La depuradora de Galindo eliminará el olor que generan fangos y aguas fecales

Los nuevos filtros biológicos reducirán las emisiones a la atmósfera «prácticamente en un 100%»

JOSÉ DOMÍNGUEZ| BARAKALDO
Instalaciones de Galindo./ E. C./
Instalaciones de Galindo./ E. C.

Las molestias que soportan los vecinos de Barakaldo y Sestao por los malos olores de la depuradora de Galindo disminuirán notablemente antes de 2011. El Consorcio de Aguas ha sacado a concurso público por seis millones de euros un ambicioso proyecto para eliminar las emanaciones que genera el tratamiento de fangos y residuos que entran a la planta con las aguas residuales del Gran Bilbao. El subdirector de proyectos y obras del organismo mancomunado, Patricio Iglesias, garantiza que los trabajos, «que esperamos acometer a partir de febrero», incluirán las últimas novedades, como la instalación de filtros biológicos que conseguirán reducir las emisiones a la atmósfera «prácticamente en un 100%».

El plan de mejora que se va a desarrollar se basará en dos grandes actuaciones. Según un estudio de olfatometría elaborado a petición del Ayuntamiento de Sestao, una de las instalaciones que más hedor produce es el recinto de los contenedores de residuos.
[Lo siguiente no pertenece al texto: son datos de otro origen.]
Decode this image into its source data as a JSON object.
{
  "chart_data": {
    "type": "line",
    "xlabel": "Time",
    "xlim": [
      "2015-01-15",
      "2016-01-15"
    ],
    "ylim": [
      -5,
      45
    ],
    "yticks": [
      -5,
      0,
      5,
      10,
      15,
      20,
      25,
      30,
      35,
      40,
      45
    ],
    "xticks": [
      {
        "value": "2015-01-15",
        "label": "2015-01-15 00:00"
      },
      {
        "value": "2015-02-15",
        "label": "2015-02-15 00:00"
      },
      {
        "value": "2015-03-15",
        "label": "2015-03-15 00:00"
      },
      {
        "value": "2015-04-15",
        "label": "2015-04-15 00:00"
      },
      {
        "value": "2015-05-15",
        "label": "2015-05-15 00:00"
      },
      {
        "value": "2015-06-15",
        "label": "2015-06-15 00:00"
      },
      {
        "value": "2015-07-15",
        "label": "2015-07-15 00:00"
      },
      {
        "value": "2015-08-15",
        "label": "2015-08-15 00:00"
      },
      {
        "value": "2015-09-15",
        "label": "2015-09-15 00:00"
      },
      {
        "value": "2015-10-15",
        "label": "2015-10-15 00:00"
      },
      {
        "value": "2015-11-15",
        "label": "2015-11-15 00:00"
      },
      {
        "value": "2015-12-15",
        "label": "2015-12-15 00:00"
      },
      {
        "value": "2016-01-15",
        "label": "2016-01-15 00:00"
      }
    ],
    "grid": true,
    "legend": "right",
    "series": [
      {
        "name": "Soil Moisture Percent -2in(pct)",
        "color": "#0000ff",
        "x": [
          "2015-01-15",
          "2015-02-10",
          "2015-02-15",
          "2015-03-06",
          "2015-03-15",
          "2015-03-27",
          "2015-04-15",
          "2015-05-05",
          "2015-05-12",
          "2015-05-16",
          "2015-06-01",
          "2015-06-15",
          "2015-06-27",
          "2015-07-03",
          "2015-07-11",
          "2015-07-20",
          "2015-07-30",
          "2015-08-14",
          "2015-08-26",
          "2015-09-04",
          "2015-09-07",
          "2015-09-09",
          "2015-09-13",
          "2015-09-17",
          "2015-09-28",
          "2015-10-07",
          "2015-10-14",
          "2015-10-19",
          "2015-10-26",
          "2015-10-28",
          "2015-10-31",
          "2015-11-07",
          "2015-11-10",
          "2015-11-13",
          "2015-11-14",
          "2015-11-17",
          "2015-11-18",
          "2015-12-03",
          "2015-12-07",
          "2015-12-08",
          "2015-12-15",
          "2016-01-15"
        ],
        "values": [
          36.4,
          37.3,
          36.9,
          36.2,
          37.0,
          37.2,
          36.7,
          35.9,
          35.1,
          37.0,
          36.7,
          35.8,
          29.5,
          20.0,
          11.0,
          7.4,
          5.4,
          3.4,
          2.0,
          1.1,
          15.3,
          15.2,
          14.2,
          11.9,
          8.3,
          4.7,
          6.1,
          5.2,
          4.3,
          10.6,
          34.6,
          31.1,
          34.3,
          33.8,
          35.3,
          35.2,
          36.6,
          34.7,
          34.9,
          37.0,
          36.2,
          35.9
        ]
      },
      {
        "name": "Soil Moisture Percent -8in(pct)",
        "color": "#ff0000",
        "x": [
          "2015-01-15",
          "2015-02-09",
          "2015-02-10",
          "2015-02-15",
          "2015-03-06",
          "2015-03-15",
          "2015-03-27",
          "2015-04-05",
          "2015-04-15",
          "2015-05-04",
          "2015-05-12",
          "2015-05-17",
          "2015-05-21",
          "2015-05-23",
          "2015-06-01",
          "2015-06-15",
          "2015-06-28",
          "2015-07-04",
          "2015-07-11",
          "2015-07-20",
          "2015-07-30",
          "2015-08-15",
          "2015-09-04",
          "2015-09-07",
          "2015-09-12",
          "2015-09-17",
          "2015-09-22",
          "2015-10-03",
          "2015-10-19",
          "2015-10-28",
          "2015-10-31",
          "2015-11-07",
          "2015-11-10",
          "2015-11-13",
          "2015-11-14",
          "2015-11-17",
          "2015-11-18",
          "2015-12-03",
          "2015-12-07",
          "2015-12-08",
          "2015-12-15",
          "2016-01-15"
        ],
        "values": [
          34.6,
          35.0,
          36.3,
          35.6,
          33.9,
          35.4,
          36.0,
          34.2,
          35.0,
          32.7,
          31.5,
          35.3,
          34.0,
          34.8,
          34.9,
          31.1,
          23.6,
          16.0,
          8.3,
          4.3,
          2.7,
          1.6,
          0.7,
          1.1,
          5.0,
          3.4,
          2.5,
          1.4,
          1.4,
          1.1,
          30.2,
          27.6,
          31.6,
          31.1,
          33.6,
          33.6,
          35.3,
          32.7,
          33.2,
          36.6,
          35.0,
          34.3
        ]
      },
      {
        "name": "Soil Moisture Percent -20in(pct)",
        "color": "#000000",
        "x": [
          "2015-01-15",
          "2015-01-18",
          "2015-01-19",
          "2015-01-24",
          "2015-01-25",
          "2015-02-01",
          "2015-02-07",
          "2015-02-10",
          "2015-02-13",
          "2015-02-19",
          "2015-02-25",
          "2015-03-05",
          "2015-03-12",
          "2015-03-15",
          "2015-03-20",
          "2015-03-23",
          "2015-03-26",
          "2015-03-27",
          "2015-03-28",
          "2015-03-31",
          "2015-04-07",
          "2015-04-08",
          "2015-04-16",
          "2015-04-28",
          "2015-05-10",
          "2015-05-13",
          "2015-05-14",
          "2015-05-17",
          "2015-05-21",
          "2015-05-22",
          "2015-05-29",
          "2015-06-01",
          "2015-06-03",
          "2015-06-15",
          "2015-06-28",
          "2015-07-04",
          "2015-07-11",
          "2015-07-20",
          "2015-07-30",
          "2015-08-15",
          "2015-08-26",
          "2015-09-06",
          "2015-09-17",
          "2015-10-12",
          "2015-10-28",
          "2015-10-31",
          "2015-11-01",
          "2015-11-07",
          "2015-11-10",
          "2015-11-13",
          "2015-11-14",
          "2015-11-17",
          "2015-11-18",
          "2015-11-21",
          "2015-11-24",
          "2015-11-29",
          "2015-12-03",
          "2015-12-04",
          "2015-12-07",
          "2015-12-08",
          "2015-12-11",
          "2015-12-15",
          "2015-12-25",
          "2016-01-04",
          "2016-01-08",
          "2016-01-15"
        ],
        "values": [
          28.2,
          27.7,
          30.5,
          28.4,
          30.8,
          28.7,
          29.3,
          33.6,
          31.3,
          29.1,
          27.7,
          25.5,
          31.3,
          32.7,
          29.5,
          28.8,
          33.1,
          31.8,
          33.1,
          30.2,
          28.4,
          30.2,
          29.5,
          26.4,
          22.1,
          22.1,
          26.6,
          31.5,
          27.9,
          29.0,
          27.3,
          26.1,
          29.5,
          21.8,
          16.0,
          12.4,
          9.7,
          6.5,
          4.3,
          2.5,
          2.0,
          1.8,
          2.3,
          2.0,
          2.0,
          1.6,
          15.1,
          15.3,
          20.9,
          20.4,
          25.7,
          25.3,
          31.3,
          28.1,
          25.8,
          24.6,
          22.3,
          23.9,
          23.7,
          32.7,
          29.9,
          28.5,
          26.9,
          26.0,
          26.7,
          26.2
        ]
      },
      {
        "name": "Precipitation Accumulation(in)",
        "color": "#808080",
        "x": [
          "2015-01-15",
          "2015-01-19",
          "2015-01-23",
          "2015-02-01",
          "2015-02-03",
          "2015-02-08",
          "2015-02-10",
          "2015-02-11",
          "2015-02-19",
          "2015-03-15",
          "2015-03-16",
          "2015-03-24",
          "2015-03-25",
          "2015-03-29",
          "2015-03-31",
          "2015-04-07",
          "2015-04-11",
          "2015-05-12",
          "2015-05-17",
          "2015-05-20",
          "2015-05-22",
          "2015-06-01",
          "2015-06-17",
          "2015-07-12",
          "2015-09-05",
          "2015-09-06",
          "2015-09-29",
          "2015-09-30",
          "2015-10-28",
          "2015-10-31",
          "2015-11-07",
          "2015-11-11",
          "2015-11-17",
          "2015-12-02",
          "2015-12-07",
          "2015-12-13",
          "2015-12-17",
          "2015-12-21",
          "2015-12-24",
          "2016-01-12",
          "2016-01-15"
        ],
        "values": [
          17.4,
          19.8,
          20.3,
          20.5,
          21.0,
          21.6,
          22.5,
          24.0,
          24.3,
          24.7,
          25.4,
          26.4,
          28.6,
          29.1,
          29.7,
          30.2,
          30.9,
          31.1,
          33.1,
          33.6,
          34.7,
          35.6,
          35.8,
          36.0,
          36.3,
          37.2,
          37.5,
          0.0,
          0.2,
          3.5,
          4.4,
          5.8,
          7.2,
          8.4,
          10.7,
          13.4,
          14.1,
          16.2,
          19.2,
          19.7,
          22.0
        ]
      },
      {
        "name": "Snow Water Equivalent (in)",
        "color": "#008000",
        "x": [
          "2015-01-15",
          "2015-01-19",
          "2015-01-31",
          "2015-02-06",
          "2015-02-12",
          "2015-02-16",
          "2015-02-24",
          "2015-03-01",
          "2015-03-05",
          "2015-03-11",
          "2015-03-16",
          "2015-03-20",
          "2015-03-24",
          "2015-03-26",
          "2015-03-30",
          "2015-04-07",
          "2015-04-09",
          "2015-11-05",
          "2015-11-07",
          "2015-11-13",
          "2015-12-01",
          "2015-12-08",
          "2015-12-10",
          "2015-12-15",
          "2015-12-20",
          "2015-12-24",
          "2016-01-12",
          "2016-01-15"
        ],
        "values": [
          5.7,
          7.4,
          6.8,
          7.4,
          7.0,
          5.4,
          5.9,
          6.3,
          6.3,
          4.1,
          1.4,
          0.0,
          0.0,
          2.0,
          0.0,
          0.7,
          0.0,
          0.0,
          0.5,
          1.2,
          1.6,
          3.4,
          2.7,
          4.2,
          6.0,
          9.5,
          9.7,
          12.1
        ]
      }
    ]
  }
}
En ellos se almacenan los palos, desechos y partículas flotantes que se retiran de las aguas fecales que llegan al complejo. «Estos depósitos están al aire libre y vamos a construir un edificio hermético, en cuyo interior la atmósfera estará controlada», subraya. El aire del pabellón, además, será «desodorizado».

«Durará una década»

Otro de los principales puntos negros de la planta se encuentra en la zona donde se realiza el tratamiento de fangos. Allí se procede a la deshidratación de restos antes de ser convertidos en una ceniza que se reutiliza, sobre todo, para la elaboración de cementos. «El secado de estos lodos genera bastantes olores y, la verdad, el actual sistema de ventilación se ha revelado insuficiente», reconoce el responsable.

Para solucionar este problema, se ampliarán las actuales edificaciones que acogen los hornos y las áreas de tratamiento de fangos. Además, se sustituirá el anterior lavado químico del aire que emanaba de estas instalaciones. «Colocaremos filtros biológicos de última generación que evitarán prácticamente al 100% la salida a la atmósfera de partículas olorosas», garantiza Iglesias.

Este sistema limpieza ambiental conlleva muchas ventajas, asegura. Está compuesto por un material sintético tratado químicamente, «que mejora su rendimiento». De hecho, en lugar de tener que sustituirlo cada dos años, como el actual, «durará una década».

Además, su mejor capacidad de tratamiento del aire permitirá mejorar las condiciones en las que trabajan los operarios: «Meteremos más presión en el aire limpio que circula en el interior para regenerar el ambiente». Por último, este equipo se enterrará en el subsuelo, «para evitar problemas». El proyecto de mejora de las instalaciones para controlar y la eliminar olores tiene un plazo de ejecución de 12 meses, aunque su responsable subrayó que el objetivo del Consorcio es que las actuaciones se pongan en marcha a medida que se vayan finalizando, «y esperamos tener la mayoría a pleno rendimiento antes de finales de 2010».